Her daughter’s diet had narrowed to specific brands and types of food, including Little Caesars pepperoni pizza and plain McDonald’s cheeseburgers. Then she stopped eating meat.
“I classify myself as lucky. We got one of the few emergency room doctors who knew what this was.”
“There were probably 10 to 12 foods she would eat,” Ramirez says. “As third grade went on, it got less and less. And then she passed out at school.”
Ramirez rushed her daughter to Lurie Children’s Hospital. Initially, she says some medical staff presumed she was forcing her daughter to be a vegetarian.
“The original emergency room nurse walked out and was ready to call DCFS on me because she assumed the vegetarian practice was our family’s,” Ramirez says. “But there was a doctor who listened.”
She recalls pleading with the staff: “I said, ‘Look at me. I’m chubby, my husband’s chubby — we’re meat-eaters. We’re not forcing vegetarianism on her.’”

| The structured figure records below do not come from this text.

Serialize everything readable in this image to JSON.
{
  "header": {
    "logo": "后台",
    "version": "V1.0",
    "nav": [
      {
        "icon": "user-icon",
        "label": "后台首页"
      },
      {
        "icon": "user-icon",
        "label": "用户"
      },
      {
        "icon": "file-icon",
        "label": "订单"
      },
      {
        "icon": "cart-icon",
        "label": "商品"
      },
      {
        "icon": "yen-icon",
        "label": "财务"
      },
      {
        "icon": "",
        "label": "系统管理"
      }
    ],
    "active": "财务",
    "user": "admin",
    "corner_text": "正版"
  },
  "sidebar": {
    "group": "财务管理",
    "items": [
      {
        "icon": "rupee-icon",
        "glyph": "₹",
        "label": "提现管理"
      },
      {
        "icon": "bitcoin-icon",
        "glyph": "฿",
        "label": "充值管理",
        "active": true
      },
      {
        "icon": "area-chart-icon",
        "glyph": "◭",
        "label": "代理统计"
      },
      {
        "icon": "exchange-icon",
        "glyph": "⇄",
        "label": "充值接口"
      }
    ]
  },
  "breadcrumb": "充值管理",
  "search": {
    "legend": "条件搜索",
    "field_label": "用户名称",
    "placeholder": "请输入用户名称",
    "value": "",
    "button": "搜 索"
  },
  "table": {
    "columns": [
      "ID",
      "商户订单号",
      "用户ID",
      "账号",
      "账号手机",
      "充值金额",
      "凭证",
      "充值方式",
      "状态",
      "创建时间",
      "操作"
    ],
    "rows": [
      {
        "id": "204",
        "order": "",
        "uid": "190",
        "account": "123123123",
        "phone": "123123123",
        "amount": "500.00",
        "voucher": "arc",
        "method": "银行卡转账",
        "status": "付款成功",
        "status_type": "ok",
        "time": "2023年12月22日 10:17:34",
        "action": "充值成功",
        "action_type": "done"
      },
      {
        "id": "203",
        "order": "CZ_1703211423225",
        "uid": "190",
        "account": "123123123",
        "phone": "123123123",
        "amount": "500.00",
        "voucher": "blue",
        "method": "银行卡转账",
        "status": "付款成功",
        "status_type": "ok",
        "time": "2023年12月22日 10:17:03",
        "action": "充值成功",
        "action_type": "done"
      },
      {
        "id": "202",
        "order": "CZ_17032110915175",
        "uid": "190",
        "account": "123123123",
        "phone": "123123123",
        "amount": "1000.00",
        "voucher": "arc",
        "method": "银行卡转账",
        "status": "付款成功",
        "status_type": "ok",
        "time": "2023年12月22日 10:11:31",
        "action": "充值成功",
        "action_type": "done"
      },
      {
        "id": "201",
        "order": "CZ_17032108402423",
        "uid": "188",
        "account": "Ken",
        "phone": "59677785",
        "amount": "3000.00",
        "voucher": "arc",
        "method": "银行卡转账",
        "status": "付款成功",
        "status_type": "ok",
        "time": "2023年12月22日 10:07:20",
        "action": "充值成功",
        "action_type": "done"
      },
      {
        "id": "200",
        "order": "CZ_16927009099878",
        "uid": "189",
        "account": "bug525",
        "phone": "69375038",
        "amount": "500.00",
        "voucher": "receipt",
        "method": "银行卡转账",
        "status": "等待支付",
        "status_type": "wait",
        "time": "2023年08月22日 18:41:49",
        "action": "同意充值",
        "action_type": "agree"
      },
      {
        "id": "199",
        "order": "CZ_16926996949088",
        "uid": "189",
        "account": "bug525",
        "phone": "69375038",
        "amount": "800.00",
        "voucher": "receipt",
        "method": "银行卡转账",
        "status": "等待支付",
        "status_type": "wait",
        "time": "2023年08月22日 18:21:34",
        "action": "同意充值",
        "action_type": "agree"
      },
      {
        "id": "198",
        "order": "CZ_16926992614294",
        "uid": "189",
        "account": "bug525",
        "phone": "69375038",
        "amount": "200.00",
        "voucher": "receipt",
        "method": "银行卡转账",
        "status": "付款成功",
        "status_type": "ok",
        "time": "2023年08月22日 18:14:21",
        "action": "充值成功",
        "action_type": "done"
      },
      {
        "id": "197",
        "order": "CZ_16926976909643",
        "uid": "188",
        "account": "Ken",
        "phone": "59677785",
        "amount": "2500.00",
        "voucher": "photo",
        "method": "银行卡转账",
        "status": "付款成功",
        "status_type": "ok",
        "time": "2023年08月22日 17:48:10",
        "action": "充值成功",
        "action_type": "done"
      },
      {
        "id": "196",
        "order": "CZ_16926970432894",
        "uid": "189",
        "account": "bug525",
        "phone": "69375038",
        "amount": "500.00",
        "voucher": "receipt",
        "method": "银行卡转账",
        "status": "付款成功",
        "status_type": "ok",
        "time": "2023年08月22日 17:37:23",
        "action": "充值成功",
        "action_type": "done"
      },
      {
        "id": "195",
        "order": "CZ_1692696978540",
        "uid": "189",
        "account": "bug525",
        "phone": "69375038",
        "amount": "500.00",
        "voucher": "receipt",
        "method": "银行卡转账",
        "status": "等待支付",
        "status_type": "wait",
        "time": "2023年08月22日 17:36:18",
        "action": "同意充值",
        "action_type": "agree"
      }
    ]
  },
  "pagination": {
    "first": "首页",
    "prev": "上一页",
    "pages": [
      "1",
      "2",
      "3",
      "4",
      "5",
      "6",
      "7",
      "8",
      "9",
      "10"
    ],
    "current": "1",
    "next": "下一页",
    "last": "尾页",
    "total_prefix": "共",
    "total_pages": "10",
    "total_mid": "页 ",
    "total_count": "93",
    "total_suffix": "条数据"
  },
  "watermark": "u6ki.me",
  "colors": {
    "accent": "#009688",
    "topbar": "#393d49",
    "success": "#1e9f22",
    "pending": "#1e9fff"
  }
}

That’s when the doctor asked whether she’d heard of ARFID.
Instead of calling the Illinois Department of Children and Family Services, which has an “inadequate food” provision to protect children who have not received adequate nutrition, Ramirez began getting answers.
Her daughter joined group counseling through the Lurie Children’s Eating Disorder Program.
“A large portion of people just get misdiagnosed,” Ramirez says. “I classify myself as lucky. We got one of the few emergency room doctors who knew what this was.”
Finding solutions
If left untreated, ARFID can significantly affect a child’s nutrition, development, and emotional well-being. Treatment often requires specialized therapy, tailored treatment, peer support, and addressing co-occurring conditions such as ADHD or OCD, as well as medical conditions including allergies, gastroesophageal reflux disease, eosinophilic esophagitis, or mast cell activation syndrome.
The process usually involves a medical team, including a doctor, dietitian, and therapist specializing in feeding disorders. Eating Recovery Center, which has locations in Chicago, Northbrook, and Oakbrook, uses cognitive-behavioral therapy for ARFID through inpatient, outpatient, or virtual programs.
“When you’re treating ARFID, you’re going to use a combination of medical, psychotherapeutic, and nutritional kinds of interventions,” Anderson says.
Lurie’s program offers a six-week group therapy with a team that includes a psychiatric social worker, attending physician, psychologist, and clinical social worker. Ramirez, who attends therapy with her daughter, says the experience has helped.
The program focuses on micro-exposures to gradually build tolerance.
“If you have a fear of heights, you’re not going to start by standing at the edge of the Grand Canyon,” Ramirez says. “You’re going to start by standing on a chair.”
As a result, she says, “My daughter has made a bigger effort to try foods. Most of them she doesn’t like, but she’s giving it a chance.” A chance Ramirez is grateful to see.